The lust for knowledge and joy seemed to fade while drugs and alcohol became a focus. It was never really clear when the true addiction set in but the problem had been there for quite a while. It was early in this time I first learned to enable. As a bit of a disciplinarian I was quick to mete out punishment but woefully neglect in my follow through. I chocked all of this up to my wife and her overly protective ways. In no way was it my fault that my son who had just come off restriction or punishment was then allowed to go out to a friend’s party or come home way later than curfew. What discipline… of course I did not know what was going on! That was just the beginning.
Time passed quickly and we realized he had to go to college.

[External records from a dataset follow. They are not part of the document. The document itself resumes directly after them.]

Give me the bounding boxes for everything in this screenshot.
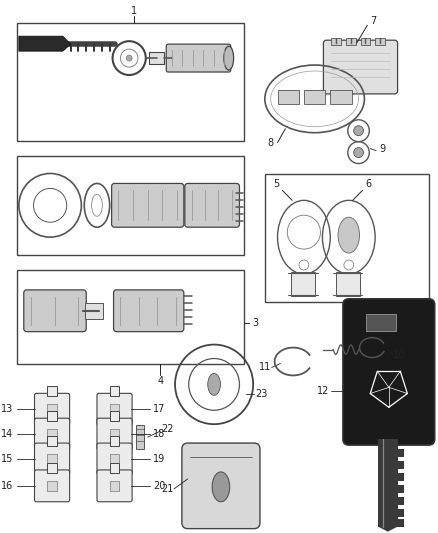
Bar [397,473,403,481]
FancyBboxPatch shape [97,418,132,450]
Bar [397,519,403,527]
Text: 14: 14 [1,429,13,439]
Ellipse shape [223,46,233,70]
Text: 20: 20 [153,481,165,491]
Bar [47,411,57,421]
Bar [397,449,403,457]
FancyBboxPatch shape [35,470,70,502]
Text: 6: 6 [364,180,371,189]
Bar [366,314,395,330]
FancyBboxPatch shape [35,443,70,475]
Bar [110,386,119,397]
Bar [148,52,164,64]
FancyBboxPatch shape [113,290,184,332]
Bar [47,454,57,464]
Bar [374,38,384,45]
Bar [397,461,403,469]
Text: 22: 22 [161,424,173,434]
Bar [377,439,397,527]
Bar [290,272,314,296]
Text: 17: 17 [153,404,165,414]
FancyBboxPatch shape [97,393,132,425]
Text: 8: 8 [267,138,273,148]
FancyBboxPatch shape [184,183,239,227]
Bar [277,90,298,104]
Bar [303,90,325,104]
Text: 21: 21 [161,484,173,494]
Bar [47,386,57,397]
Text: 19: 19 [153,454,165,464]
FancyBboxPatch shape [17,156,244,255]
Bar [110,463,119,473]
Bar [345,38,355,45]
Circle shape [126,55,132,61]
Bar [110,481,119,491]
Bar [110,404,119,414]
Text: 9: 9 [378,143,384,154]
FancyBboxPatch shape [264,174,428,302]
Text: 5: 5 [273,180,279,189]
Bar [47,436,57,446]
FancyBboxPatch shape [97,443,132,475]
Text: 3: 3 [251,318,258,328]
FancyBboxPatch shape [24,290,86,332]
Bar [85,303,102,319]
Bar [136,425,144,449]
Text: 16: 16 [1,481,13,491]
Bar [110,454,119,464]
Text: 18: 18 [153,429,165,439]
Text: 23: 23 [254,389,267,399]
FancyBboxPatch shape [35,393,70,425]
Text: 12: 12 [317,386,329,397]
Text: 10: 10 [392,350,405,360]
Text: 1: 1 [131,6,137,17]
Polygon shape [377,527,397,531]
Bar [110,436,119,446]
Text: 4: 4 [157,376,163,386]
FancyBboxPatch shape [97,470,132,502]
FancyBboxPatch shape [181,443,259,529]
Bar [47,481,57,491]
Bar [329,90,351,104]
Bar [110,429,119,439]
Circle shape [353,126,363,136]
Bar [397,497,403,505]
FancyBboxPatch shape [17,270,244,365]
Bar [360,38,369,45]
Text: 15: 15 [1,454,13,464]
Ellipse shape [337,217,359,253]
FancyBboxPatch shape [17,23,244,141]
Text: 13: 13 [1,404,13,414]
Bar [330,38,340,45]
Bar [47,429,57,439]
FancyBboxPatch shape [342,299,434,445]
FancyBboxPatch shape [111,183,184,227]
Bar [47,404,57,414]
FancyBboxPatch shape [166,44,230,72]
FancyBboxPatch shape [323,40,397,94]
Ellipse shape [212,472,229,502]
Circle shape [353,148,363,158]
Bar [397,485,403,493]
Bar [336,272,359,296]
Bar [397,508,403,516]
Text: 11: 11 [258,362,270,373]
FancyBboxPatch shape [35,418,70,450]
Ellipse shape [207,374,220,395]
Polygon shape [19,36,71,51]
Bar [110,411,119,421]
Text: 7: 7 [369,17,375,26]
Bar [47,463,57,473]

The psychologist said he was okay but my head sure said otherwise. Obviously I was unskilled in these matters and so I let it go. Still three and a half years later, after lots of wasted school, more therapy and outpatient treatment, he was declared once again sober and on the road to recovery. We had pulled him out of all sorts of places, fed him, clothed him, given him food and money for medicine(?) and even supported a girlfriend, sober he said, all for naught. None of this was my fault because I said from the beginning he was not truly sober. My exhortations were all a lie and I should have known. Only because my wife demanded I support him did we… or was that truly the reason.
Many fights, nights of lost sleep and lots of learning and therapy later I realized the truth. My anger and disgust were my shields from my own enabling activities. It was not my wife or the “idiots” that first treated him that made me mad but my disgust with my lack of action and my ongoing enabling. As a Dad I had always tried to set the example but I had not lived up to that call when needed. It took me many nights reading and talking with others to understand this reality. Even now that time has passed I realize I was a big part of the problem, but not the only part. It is my responsibility to my son and wife to continue in this recovery of myself and leave their recovery to them. As they like to say I am getting focused on cleaning up my side of the street. Sometimes I still litter but I try hard not to and now I am at least willing to go back and clean it up. After eight plus years, I am a slow learner, life is so much better. My amazing son is back and we are all on our own paths exciting and new. I now know… that I was an enabler as much as anyone and that I needed to let it go and let God.